Arch Pathol Lab Med. 1995 Feb;119(2):173-8.
The reactivity of sinusoids in hepatocellular carcinoma (HCC), focal nodular hyperplasia, and nonneoplastic liver tissue with various endothelial markers was investigated to detect any differences that might be of diagnostic relevance. The lectin UEA-1 antibody BMA 120, and antibodies against von Willebrand's factor, CD31, and CD34 were used. KP1 was employed to detect Kupffer cells. In the normal liver there was only focal staining of sinusoidal endothelium in the vicinity of the portal tracts with all of the endothelial markers applied. In the cirrhotic liver a slightly greater number of sinusoids (mainly in the vicinity of the fibrous septa) stained with UEA-1 and, although to a lesser extent, with anti-von Willebrand's factor and anti-CD31. A slight increase in staining for CD34 was seen in only 1 of the 11 specimens of cirrhotic liver. In focal nodular hyperplasia, there was increased staining of sinusoids with all of the markers investigated; staining was confined mainly to the periphery of the nodules. HCC exhibited the most obvious differences in numbers of stained sinusoids and staining intensity in comparison with both normal and cirrhotic liver. UEA-1 and anti-CD34 stained large numbers of sinusoids in virtually all of the HCC investigated; UEA-1 stained a slightly greater number of sinusoids and did so with slightly greater intensity. BMA 120 and the antibodies against von Willebrand's factor and CD31 stained a smaller number of sinusoids and did so with lower intensity; they failed to stain sinusoids in some of the tumors. Because staining of the sinusoids in cirrhotic liver was minimal with anti-CD34, this antibody proved to be the best of all the markers investigated for distinguishing highly differentiated HCC from nonneoplastic liver tissue. It seems possible that the increase in immunoreactivity of sinusoids in HCC with anti-CD, unlike that with Uea-1, anti-von Willebrand's factor, and anti-CD31, is not an expression of capillarization, but rather of angiogenesis.

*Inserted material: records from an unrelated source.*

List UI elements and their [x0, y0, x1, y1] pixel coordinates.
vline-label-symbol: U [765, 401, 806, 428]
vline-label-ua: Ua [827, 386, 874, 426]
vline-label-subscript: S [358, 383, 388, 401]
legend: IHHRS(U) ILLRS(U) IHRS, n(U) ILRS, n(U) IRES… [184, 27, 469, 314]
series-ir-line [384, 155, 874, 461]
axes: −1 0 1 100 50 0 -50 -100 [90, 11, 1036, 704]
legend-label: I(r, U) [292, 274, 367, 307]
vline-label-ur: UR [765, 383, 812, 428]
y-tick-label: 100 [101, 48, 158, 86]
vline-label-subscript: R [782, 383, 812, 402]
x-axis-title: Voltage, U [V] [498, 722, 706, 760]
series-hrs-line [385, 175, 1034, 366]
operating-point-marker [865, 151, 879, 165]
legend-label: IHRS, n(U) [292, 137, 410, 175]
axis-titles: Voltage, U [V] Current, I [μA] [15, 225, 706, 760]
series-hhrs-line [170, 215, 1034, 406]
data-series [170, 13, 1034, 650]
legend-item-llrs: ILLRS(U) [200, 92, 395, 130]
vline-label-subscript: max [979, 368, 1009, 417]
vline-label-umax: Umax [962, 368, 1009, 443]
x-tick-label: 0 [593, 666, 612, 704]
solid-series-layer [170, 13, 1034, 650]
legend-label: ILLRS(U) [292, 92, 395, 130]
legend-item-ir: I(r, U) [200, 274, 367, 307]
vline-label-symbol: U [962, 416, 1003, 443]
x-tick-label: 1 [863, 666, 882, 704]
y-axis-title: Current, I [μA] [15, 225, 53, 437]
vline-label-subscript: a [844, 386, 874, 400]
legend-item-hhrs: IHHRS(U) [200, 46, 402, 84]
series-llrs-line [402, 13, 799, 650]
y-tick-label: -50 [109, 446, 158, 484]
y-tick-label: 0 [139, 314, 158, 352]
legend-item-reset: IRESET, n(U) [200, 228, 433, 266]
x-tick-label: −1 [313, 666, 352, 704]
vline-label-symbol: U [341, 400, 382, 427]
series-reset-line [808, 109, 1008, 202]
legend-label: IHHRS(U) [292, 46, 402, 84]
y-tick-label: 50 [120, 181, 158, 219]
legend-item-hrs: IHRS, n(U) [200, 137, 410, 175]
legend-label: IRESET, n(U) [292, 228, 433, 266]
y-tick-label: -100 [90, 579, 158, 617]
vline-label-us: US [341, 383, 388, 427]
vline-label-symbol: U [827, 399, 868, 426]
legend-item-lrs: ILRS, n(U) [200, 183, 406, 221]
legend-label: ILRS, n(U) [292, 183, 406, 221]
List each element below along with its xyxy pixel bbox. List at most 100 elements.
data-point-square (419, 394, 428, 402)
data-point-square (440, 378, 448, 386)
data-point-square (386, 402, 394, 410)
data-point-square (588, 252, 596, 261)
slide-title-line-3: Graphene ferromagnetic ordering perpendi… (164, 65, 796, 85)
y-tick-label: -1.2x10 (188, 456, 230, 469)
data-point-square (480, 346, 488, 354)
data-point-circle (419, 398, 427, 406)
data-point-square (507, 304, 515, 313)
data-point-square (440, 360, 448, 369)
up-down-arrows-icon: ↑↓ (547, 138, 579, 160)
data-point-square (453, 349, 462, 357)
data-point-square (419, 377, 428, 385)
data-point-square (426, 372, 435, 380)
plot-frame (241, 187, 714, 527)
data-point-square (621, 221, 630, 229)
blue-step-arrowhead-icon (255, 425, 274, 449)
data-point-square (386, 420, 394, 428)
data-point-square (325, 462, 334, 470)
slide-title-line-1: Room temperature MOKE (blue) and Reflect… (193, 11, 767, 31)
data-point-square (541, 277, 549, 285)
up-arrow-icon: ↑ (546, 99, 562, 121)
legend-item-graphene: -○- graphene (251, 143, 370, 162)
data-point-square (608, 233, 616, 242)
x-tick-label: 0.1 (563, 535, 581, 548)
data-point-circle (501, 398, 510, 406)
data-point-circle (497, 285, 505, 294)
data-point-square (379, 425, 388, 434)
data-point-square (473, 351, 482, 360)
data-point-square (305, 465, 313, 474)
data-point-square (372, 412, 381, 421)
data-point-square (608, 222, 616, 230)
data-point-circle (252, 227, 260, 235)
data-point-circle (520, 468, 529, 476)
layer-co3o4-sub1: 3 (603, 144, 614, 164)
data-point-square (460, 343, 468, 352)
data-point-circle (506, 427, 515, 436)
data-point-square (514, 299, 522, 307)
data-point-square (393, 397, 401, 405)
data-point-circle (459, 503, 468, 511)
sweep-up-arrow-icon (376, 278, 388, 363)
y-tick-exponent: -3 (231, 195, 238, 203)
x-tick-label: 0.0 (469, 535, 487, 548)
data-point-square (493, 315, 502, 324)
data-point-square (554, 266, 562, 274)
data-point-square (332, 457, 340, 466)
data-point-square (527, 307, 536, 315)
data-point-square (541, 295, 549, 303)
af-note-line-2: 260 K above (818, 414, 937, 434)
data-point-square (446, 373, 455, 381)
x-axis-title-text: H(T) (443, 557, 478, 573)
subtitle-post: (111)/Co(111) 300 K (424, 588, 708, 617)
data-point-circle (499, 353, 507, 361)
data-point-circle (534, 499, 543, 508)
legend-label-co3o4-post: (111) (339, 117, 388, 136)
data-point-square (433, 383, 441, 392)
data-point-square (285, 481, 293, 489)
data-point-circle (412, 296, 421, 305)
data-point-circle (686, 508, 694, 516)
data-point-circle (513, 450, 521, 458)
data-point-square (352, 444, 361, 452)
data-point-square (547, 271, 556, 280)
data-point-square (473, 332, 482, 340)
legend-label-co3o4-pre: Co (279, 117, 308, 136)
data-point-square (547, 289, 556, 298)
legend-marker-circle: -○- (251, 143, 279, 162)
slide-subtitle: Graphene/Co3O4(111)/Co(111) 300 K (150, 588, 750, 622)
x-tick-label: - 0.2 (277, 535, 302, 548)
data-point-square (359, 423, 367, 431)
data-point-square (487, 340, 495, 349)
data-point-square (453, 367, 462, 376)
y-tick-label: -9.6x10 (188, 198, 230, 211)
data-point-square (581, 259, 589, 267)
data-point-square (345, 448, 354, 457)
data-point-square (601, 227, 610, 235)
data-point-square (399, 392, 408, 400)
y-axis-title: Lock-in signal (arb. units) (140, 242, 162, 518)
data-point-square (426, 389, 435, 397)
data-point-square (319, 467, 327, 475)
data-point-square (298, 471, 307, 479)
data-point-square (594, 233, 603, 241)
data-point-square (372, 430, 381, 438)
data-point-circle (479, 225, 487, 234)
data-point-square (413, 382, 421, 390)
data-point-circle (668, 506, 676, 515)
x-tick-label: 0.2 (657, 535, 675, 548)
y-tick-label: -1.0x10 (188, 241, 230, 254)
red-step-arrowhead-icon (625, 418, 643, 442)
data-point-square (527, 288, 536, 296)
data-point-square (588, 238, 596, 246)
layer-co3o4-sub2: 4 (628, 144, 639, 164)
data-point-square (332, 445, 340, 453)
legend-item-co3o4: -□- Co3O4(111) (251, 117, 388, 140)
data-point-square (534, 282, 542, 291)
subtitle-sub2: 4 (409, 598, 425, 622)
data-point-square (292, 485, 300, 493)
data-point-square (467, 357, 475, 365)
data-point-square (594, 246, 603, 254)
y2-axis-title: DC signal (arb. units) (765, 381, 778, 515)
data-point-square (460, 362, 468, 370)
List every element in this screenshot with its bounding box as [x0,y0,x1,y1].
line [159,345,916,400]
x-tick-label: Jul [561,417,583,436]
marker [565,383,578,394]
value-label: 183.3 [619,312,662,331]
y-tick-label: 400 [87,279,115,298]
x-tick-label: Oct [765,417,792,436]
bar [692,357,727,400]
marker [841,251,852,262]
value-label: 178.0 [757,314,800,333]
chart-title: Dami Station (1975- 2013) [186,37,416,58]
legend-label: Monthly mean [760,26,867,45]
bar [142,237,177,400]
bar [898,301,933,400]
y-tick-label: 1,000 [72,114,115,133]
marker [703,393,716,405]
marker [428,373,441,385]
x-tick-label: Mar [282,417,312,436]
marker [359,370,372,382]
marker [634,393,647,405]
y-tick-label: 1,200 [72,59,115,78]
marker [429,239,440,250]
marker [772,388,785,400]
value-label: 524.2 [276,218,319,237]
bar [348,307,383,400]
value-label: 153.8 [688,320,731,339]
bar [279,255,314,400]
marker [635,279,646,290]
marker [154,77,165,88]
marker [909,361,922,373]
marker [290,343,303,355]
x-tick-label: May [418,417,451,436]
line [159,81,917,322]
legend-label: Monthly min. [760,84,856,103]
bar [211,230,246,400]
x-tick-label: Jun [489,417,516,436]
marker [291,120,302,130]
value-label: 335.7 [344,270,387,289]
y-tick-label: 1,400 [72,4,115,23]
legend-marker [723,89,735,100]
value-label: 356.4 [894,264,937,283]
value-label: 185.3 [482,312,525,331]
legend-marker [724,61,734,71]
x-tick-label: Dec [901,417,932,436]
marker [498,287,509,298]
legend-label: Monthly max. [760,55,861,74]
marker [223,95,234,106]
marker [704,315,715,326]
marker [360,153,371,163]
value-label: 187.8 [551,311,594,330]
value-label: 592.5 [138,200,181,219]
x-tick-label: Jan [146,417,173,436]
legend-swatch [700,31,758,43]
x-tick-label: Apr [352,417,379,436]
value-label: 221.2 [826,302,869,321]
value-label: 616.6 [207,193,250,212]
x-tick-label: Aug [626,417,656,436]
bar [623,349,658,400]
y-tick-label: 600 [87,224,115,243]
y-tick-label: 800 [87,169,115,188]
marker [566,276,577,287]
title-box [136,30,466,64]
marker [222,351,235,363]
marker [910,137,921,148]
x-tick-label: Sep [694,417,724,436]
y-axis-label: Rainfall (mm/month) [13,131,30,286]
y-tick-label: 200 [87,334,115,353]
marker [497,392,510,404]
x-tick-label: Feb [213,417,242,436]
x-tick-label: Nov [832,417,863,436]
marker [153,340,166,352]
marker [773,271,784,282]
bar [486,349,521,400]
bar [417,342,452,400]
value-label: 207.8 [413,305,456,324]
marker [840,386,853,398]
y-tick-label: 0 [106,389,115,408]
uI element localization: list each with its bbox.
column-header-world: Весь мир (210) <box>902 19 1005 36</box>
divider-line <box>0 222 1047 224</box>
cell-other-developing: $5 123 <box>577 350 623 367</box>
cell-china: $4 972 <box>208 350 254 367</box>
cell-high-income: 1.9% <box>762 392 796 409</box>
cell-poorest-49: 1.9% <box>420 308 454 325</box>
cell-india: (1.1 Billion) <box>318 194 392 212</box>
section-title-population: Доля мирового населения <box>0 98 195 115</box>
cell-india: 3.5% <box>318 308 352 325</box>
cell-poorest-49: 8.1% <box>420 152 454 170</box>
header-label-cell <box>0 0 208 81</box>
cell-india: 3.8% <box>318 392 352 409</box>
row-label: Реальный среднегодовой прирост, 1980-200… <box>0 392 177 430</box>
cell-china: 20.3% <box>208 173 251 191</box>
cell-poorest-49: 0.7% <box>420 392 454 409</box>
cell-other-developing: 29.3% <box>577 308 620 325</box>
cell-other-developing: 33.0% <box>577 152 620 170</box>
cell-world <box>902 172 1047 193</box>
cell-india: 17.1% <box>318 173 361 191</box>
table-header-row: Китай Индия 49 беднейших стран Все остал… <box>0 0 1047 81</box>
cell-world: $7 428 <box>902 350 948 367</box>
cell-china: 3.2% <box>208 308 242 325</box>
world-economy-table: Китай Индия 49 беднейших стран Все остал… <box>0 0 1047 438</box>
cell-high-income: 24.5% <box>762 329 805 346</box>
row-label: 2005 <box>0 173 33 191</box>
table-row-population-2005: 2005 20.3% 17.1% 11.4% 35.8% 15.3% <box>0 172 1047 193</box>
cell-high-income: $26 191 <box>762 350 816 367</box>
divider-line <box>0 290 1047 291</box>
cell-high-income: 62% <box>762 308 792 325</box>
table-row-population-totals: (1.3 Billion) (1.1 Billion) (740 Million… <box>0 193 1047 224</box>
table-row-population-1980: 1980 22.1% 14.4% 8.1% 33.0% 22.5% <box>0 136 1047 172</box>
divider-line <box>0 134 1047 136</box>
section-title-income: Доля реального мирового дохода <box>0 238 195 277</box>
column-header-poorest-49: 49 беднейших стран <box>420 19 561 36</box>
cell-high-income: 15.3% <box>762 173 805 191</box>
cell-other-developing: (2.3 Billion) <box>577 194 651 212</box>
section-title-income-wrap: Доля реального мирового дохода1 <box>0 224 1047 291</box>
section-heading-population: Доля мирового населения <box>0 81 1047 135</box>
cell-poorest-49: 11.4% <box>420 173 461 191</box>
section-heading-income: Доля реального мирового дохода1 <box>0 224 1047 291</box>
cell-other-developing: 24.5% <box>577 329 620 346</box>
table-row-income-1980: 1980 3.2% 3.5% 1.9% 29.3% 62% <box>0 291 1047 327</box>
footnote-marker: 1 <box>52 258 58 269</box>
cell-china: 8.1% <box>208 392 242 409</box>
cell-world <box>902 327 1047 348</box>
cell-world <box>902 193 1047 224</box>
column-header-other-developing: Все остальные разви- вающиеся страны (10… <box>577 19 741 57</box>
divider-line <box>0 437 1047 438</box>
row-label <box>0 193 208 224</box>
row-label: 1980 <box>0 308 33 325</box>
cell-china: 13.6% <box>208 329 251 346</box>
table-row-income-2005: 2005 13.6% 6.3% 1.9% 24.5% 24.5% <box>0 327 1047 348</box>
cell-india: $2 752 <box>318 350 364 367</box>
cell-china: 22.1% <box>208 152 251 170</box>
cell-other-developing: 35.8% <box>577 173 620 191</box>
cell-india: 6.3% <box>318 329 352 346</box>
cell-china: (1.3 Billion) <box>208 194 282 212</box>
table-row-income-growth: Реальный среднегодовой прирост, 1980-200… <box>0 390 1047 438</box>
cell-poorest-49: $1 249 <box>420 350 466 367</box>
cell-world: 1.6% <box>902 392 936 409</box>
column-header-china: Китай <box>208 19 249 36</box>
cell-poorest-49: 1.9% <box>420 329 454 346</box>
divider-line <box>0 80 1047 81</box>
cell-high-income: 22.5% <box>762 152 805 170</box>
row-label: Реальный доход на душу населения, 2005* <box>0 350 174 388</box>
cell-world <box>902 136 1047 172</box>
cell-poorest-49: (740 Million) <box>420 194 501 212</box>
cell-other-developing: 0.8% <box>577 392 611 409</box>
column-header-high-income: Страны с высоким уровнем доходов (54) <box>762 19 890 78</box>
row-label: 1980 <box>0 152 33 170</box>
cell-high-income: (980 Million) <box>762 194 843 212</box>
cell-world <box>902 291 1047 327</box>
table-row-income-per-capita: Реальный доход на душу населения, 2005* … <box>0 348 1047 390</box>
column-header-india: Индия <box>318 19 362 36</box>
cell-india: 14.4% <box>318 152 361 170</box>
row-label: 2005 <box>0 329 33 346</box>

研究肝细胞癌(HCC)、局灶性结节性增生及非肿瘤性肝组织中肝血窦与各种内皮标志物的反应性,以检测可能具有诊断意义的差异。使用了凝集素UEA - 1抗体BMA 120、抗血管性血友病因子抗体、抗CD31抗体和抗CD34抗体。采用KP1检测库普弗细胞。在正常肝脏中,应用的所有内皮标志物仅在门静脉周围的肝血窦内皮有局灶性染色。在肝硬化肝脏中,有稍多数量的肝血窦(主要在纤维间隔附近)被UEA - 1染色,抗血管性血友病因子和抗CD31染色程度稍低。在11例肝硬化肝脏标本中,仅有1例CD34染色略有增加。在局灶性结节性增生中,所有研究的标志物对肝血窦的染色均增加;染色主要局限于结节周边。与正常肝脏和肝硬化肝脏相比,HCC在肝血窦染色数量和染色强度上表现出最明显的差异。在几乎所有研究的HCC中,UEA - 1和抗CD34染色大量肝血窦;UEA - 1染色的肝血窦数量略多,强度也略高。BMA 120、抗血管性血友病因子抗体和抗CD31染色的肝血窦数量较少,强度较低;在一些肿瘤中它们未能使肝血窦染色。由于抗CD34对肝硬化肝脏肝血窦的染色极少,该抗体被证明是所有研究标志物中区分高分化HCC与非肿瘤性肝组织的最佳标志物。与UEA - 1、抗血管性血友病因子和抗CD31不同,HCC中肝血窦与抗CD免疫反应性的增加似乎不是毛细血管化的表现,而是血管生成的表现。